All critics have remarked upon the striking modernity of Büchner’s ideas, his “alienation,” and his “existentialism.” This play and his other great work, Woyzeck, touch our lives at every aching point. The intellectual and poetic seriousness of the dialogue is uniquely exciting. In Danton’s Death, Thomas Paine says, “One can deny evil but not pain, only the understanding can accept God, the feeling rebels against him…Why do I suffer? That is the rock of atheism. The least twinge of pain,…rends your creation from top to bottom.” (When those unimportant-looking men are milling about the stage at Lincoln Center these are the ideas they are discussing!)

Power, political rhetoric in the service of tyranny, personal despair, sensual disillusionment, courage, neurotic weariness, the abyss, Nothingness: these themes, created in a natural and beautiful language, should have brought to our stage a great moment of enlightenment and beauty. Just remember the lovely lines: “The stars are scattered through the night like glistening teardrops; what a terrible grief must be behind the eyes that dropped them.” In the production, Blau did not seem to have any ideas of his own or to be solicitous about the abundance of ideas to be found in the text. A sort of tarpaulin fell over the whole enterprise, coarsely covering the poetry, the subtlety of characterization, the seriousness of the philosophical questions.

Advertisement

Take for instance the crowd. Might we not have had something new from the mob, something of its cruel silence, its monumental forgetfulness of its own sufferings. Anything except the same old cackling, milling, and nudging. And Robespierre, that dry, unpleasant man, Carlyle’s “sea-green formula”: he was well-enough played by Robert Symonds, made up to look like McGeorge Bundy, but the interpretation was perfectly routine, conventional, and finally uninteresting.

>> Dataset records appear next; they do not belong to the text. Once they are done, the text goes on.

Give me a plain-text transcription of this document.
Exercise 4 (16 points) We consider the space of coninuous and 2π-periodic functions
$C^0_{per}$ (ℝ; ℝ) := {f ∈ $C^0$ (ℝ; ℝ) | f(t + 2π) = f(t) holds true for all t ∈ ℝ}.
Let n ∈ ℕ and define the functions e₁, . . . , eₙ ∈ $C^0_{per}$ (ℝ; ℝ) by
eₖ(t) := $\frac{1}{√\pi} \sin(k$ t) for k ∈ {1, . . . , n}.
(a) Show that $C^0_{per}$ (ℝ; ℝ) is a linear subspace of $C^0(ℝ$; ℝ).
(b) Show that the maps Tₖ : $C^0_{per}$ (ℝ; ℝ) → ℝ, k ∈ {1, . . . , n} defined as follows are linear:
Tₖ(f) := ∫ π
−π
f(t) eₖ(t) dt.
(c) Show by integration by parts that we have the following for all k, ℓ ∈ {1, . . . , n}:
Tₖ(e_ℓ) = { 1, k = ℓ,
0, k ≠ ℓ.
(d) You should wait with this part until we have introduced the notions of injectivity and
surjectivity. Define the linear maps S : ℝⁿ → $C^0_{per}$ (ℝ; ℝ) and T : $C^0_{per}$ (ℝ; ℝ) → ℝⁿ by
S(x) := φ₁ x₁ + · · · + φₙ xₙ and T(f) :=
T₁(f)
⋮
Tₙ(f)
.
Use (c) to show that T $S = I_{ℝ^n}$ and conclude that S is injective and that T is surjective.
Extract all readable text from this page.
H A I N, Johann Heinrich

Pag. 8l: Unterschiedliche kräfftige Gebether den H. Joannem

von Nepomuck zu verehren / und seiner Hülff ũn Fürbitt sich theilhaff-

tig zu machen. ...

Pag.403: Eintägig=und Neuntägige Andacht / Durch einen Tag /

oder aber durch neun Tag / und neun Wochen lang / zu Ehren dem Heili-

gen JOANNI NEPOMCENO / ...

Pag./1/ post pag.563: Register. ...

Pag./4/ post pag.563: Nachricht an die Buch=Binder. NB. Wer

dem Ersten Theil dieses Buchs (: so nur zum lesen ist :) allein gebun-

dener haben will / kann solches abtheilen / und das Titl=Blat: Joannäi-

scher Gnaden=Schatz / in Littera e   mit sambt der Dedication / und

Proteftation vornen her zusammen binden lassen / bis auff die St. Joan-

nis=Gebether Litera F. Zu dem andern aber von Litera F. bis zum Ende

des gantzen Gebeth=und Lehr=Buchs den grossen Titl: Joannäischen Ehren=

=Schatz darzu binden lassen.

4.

Or the speech made by Marian in the love scene with a Danton, who is stripped to the waist, but who unfortunately achieves nothing of increased interest by the way of bare midriff and visible shoulder. This interesting speech, off-hand, reflective, is delivered with a disintegrating rush of breathless intensity, the old Broadway “serious” manner.

Few of the actors have any sense of style, except Roscoe Lee Brown, who gives his scenes as Saint-Just an interesting pace and authority. Most of all one regrets the sheer present in which the actors seem fated to live no matter what the role may be. The ability to look backward, whether it be learned in the study of the craft of acting, or gained by some individual gift of imagination, seems to be pitifully lost on our stage. The smothering contemporaneity is always there like the smog outside. It is this lack of historical feeling that makes our attempt to do the classics always seem amateurish. They are indeed up there, dressed to the nines in period drag, but still themselves, today’s waifs. And because of this inadequacy, the great guillotine trundles up to the front stage and, clump, clump, clump, go the heads of our tragic heroes and we feel no more than if a stapler had pierced a piece of paper.

An attack of heartache coming out of the theater. Another fiasco. One felt like some poor old Tommy Manville, ever hoping, ever failing, ever paying off. A theater-lover! Year after year, morosely muttering about those patriots who wait in their overshoes in lines on the cold silvery mornings in the paper-strewn side streets, dutifully hoping to find their seats in the nightly gatherings of the consensus. No, no, that is their business. And you, off through those same cold, fluorescent nights, now downtown, here to the West, there to the East, in absurd pursuit. Year after year, and some gains of course, a few evenings of joy, many more of interest. Yet, never to be quite prepared somehow. The disappointment of Danton’s Death—how sharp it still can be! The messianic hope, struggle against it as we will, had risen once more, filling the heart with promise. The day came and there was no sign in the sky. The kingdom had been deferred again.